On the upper portion of the layout the gray denoted DZ (dead zones) where the Home shooter is blocked. These areas allow players to ignore the Home shooter. The Blue spot and lanes shows how to support a snake runner by offering suppressing fire aimed at either the Home shooter or the TCK. And the larger secondary DZ offers a wide variety of guns up zone shooting opportunities to complicate the effort to shoot a snake runner OTB. Playing either zone as a moving gun can also be a very effective way of responding to teams that reveal patterns or habitual actions.
Cross field shooting lane options exist but are unlikely to be effective. Of course, other movement combinations for making the move into the snake also exist but the key is to mix it up while suppressing any laners.
Word of warning--even with the obstructed and limited shooting lanes this is a very potent snake capable of dominating this field. Figure out how to contain it or better yet figure out how to exploit it and nothing else will matter much. This is a power field that will reward teams with superior athletic ability and/or paintball skills.
Turning to design I included the basic D-side lanes--both of which are excellent and complicate the initial breakout--but also include the mitigating factor of forcing the shooter to pick. This is a good design characteristic because even with two excellent lanes the necessity of picking one (very few shooters are capable of shooting both with effect) negates the other. As is the choice of a Can for the Home bunker as it presents greater risk when doubled and is easier to pinch from angles. It can be played effectively but isn't a fortress that encourages keeping a player back center indefinitely.

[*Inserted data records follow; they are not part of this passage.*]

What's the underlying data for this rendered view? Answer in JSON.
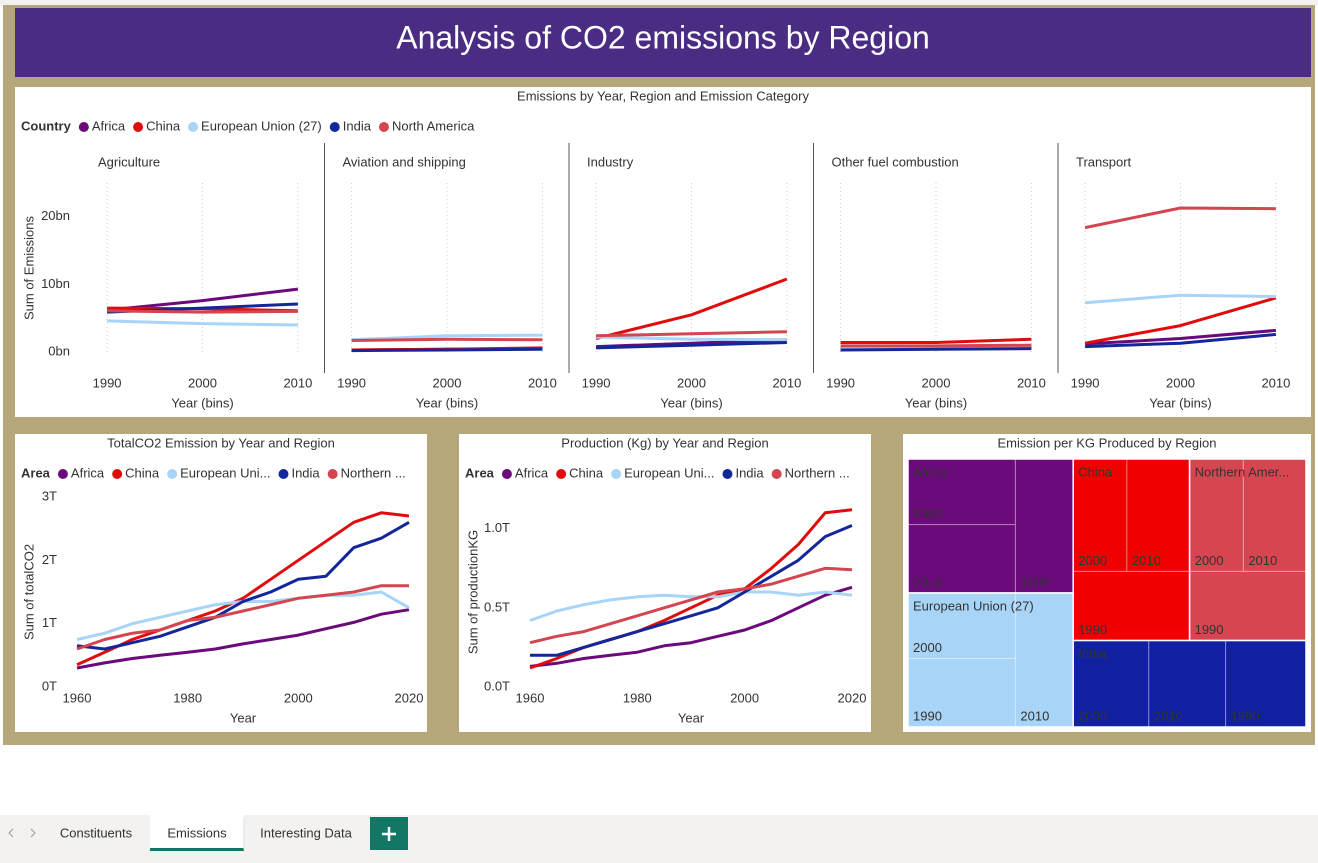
{
  "header": {
    "title": "Analysis of CO2 emissions by Region"
  },
  "chart_data": [
    {
      "type": "line",
      "title": "Emissions by Year, Region and Emission Category",
      "legend_title": "Country",
      "x_label": "Year (bins)",
      "y_label": "Sum of Emissions",
      "x": [
        1990,
        2000,
        2010
      ],
      "xlim": [
        1988,
        2012
      ],
      "xticks": [
        1990,
        2000,
        2010
      ],
      "ylim": [
        0,
        25
      ],
      "yticks": [
        {
          "value": 0,
          "label": "0bn"
        },
        {
          "value": 10,
          "label": "10bn"
        },
        {
          "value": 20,
          "label": "20bn"
        }
      ],
      "grid": "x",
      "series": [
        {
          "name": "Africa",
          "color": "#6b0a7a"
        },
        {
          "name": "China",
          "color": "#e00c0c"
        },
        {
          "name": "European Union (27)",
          "color": "#a8d4f7"
        },
        {
          "name": "India",
          "color": "#14279a"
        },
        {
          "name": "North America",
          "color": "#d4464f"
        }
      ],
      "panels": [
        {
          "title": "Agriculture",
          "series": [
            {
              "values": [
                6.2,
                7.6,
                9.3
              ]
            },
            {
              "values": [
                6.5,
                6.4,
                6.1
              ]
            },
            {
              "values": [
                4.6,
                4.2,
                4.0
              ]
            },
            {
              "values": [
                5.9,
                6.5,
                7.1
              ]
            },
            {
              "values": [
                6.1,
                5.9,
                6.0
              ]
            }
          ]
        },
        {
          "title": "Aviation and shipping",
          "series": [
            {
              "values": [
                0.3,
                0.4,
                0.5
              ]
            },
            {
              "values": [
                0.3,
                0.4,
                0.6
              ]
            },
            {
              "values": [
                1.8,
                2.4,
                2.5
              ]
            },
            {
              "values": [
                0.2,
                0.3,
                0.4
              ]
            },
            {
              "values": [
                1.7,
                1.9,
                1.8
              ]
            }
          ]
        },
        {
          "title": "Industry",
          "series": [
            {
              "values": [
                0.8,
                1.3,
                1.8
              ]
            },
            {
              "values": [
                2.0,
                5.5,
                10.8
              ]
            },
            {
              "values": [
                2.2,
                1.9,
                1.8
              ]
            },
            {
              "values": [
                0.6,
                1.0,
                1.4
              ]
            },
            {
              "values": [
                2.4,
                2.7,
                3.0
              ]
            }
          ]
        },
        {
          "title": "Other fuel combustion",
          "series": [
            {
              "values": [
                0.5,
                0.5,
                0.7
              ]
            },
            {
              "values": [
                1.4,
                1.4,
                1.9
              ]
            },
            {
              "values": [
                0.6,
                0.6,
                0.6
              ]
            },
            {
              "values": [
                0.3,
                0.4,
                0.5
              ]
            },
            {
              "values": [
                0.9,
                0.9,
                1.0
              ]
            }
          ]
        },
        {
          "title": "Transport",
          "series": [
            {
              "values": [
                1.2,
                2.0,
                3.2
              ]
            },
            {
              "values": [
                1.3,
                3.9,
                8.0
              ]
            },
            {
              "values": [
                7.3,
                8.4,
                8.2
              ]
            },
            {
              "values": [
                0.8,
                1.3,
                2.6
              ]
            },
            {
              "values": [
                18.4,
                21.3,
                21.2
              ]
            }
          ]
        }
      ]
    },
    {
      "type": "line",
      "title": "TotalCO2 Emission by Year and Region",
      "legend_title": "Area",
      "x_label": "Year",
      "y_label": "Sum of totalCO2",
      "x": [
        1960,
        1965,
        1970,
        1975,
        1980,
        1985,
        1990,
        1995,
        2000,
        2005,
        2010,
        2015,
        2020
      ],
      "xlim": [
        1960,
        2020
      ],
      "xticks": [
        1960,
        1980,
        2000,
        2020
      ],
      "ylim": [
        0,
        3
      ],
      "yticks": [
        {
          "value": 0,
          "label": "0T"
        },
        {
          "value": 1,
          "label": "1T"
        },
        {
          "value": 2,
          "label": "2T"
        },
        {
          "value": 3,
          "label": "3T"
        }
      ],
      "grid": false,
      "series": [
        {
          "name": "Africa",
          "color": "#6b0a7a",
          "values": [
            0.3,
            0.38,
            0.45,
            0.5,
            0.55,
            0.6,
            0.68,
            0.75,
            0.82,
            0.92,
            1.02,
            1.15,
            1.22
          ]
        },
        {
          "name": "China",
          "color": "#e00c0c",
          "values": [
            0.35,
            0.55,
            0.75,
            0.9,
            1.05,
            1.2,
            1.4,
            1.7,
            2.0,
            2.3,
            2.6,
            2.75,
            2.7
          ]
        },
        {
          "name": "European Uni...",
          "color": "#a8d4f7",
          "values": [
            0.75,
            0.85,
            1.0,
            1.1,
            1.2,
            1.3,
            1.35,
            1.35,
            1.4,
            1.45,
            1.45,
            1.5,
            1.25
          ]
        },
        {
          "name": "India",
          "color": "#14279a",
          "values": [
            0.65,
            0.6,
            0.7,
            0.8,
            0.95,
            1.1,
            1.35,
            1.5,
            1.7,
            1.75,
            2.2,
            2.35,
            2.6
          ]
        },
        {
          "name": "Northern ...",
          "color": "#d4464f",
          "values": [
            0.6,
            0.75,
            0.85,
            0.9,
            1.05,
            1.1,
            1.2,
            1.3,
            1.4,
            1.45,
            1.5,
            1.6,
            1.6
          ]
        }
      ]
    },
    {
      "type": "line",
      "title": "Production (Kg) by Year and Region",
      "legend_title": "Area",
      "x_label": "Year",
      "y_label": "Sum of productionKG",
      "x": [
        1960,
        1965,
        1970,
        1975,
        1980,
        1985,
        1990,
        1995,
        2000,
        2005,
        2010,
        2015,
        2020
      ],
      "xlim": [
        1960,
        2020
      ],
      "xticks": [
        1960,
        1980,
        2000,
        2020
      ],
      "ylim": [
        0,
        1.2
      ],
      "yticks": [
        {
          "value": 0,
          "label": "0.0T"
        },
        {
          "value": 0.5,
          "label": "0.5T"
        },
        {
          "value": 1,
          "label": "1.0T"
        }
      ],
      "grid": false,
      "series": [
        {
          "name": "Africa",
          "color": "#6b0a7a",
          "values": [
            0.13,
            0.15,
            0.18,
            0.2,
            0.22,
            0.26,
            0.28,
            0.32,
            0.36,
            0.42,
            0.5,
            0.58,
            0.63
          ]
        },
        {
          "name": "China",
          "color": "#e00c0c",
          "values": [
            0.12,
            0.18,
            0.25,
            0.3,
            0.35,
            0.42,
            0.5,
            0.58,
            0.62,
            0.75,
            0.9,
            1.1,
            1.12
          ]
        },
        {
          "name": "European Uni...",
          "color": "#a8d4f7",
          "values": [
            0.42,
            0.48,
            0.52,
            0.55,
            0.57,
            0.58,
            0.57,
            0.57,
            0.6,
            0.6,
            0.58,
            0.6,
            0.58
          ]
        },
        {
          "name": "India",
          "color": "#14279a",
          "values": [
            0.2,
            0.2,
            0.25,
            0.3,
            0.35,
            0.4,
            0.45,
            0.5,
            0.6,
            0.7,
            0.8,
            0.95,
            1.02
          ]
        },
        {
          "name": "Northern ...",
          "color": "#d4464f",
          "values": [
            0.28,
            0.32,
            0.35,
            0.4,
            0.45,
            0.5,
            0.55,
            0.6,
            0.62,
            0.65,
            0.7,
            0.75,
            0.74
          ]
        }
      ]
    },
    {
      "type": "treemap",
      "title": "Emission per KG Produced by Region",
      "groups": [
        {
          "name": "Africa",
          "color": "#6b0a7a",
          "children": [
            {
              "label": "2000",
              "value": 7.0
            },
            {
              "label": "2010",
              "value": 7.3
            },
            {
              "label": "1990",
              "value": 7.7
            }
          ]
        },
        {
          "name": "European Union (27)",
          "color": "#a8d4f7",
          "children": [
            {
              "label": "2000",
              "value": 7.0
            },
            {
              "label": "1990",
              "value": 7.3
            },
            {
              "label": "2010",
              "value": 7.7
            }
          ]
        },
        {
          "name": "China",
          "color": "#f00000",
          "children": [
            {
              "label": "2000",
              "value": 6.0
            },
            {
              "label": "2010",
              "value": 7.0
            },
            {
              "label": "1990",
              "value": 8.0
            }
          ]
        },
        {
          "name": "Northern Amer...",
          "color": "#d64550",
          "children": [
            {
              "label": "2000",
              "value": 6.0
            },
            {
              "label": "2010",
              "value": 7.0
            },
            {
              "label": "1990",
              "value": 8.0
            }
          ]
        },
        {
          "name": "India",
          "color": "#1020a0",
          "children": [
            {
              "label": "2000",
              "value": 6.5
            },
            {
              "label": "2010",
              "value": 6.6
            },
            {
              "label": "1990",
              "value": 6.9
            }
          ]
        }
      ]
    }
  ],
  "tabs": [
    "Constituents",
    "Emissions",
    "Interesting Data"
  ],
  "active_tab": 1
}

Looking at the bunkers surrounded in green tells us all we need to know about how the design was improved over Malaga. the 50 Dorito is now a dominating presence with a wide variety of shots that can still be actively contested. The corners are now Temples which creates a small but potentially important elevation disadvantage for the corner player and inhibits his/her ability to wrap (or even see much beyond the wire.) Further neutralizing the corner bunker the placement of the forty doritos expose an avenue of attack on the 50 dorito that is more effectively contained by the wider MT. The result is the upfield positions pose a much greater full field threat that matches the greater risk involved playing the position while other changes provide greater balance in shifting the nature of this field in favor of the aggressor where Malaga better suited defensive play.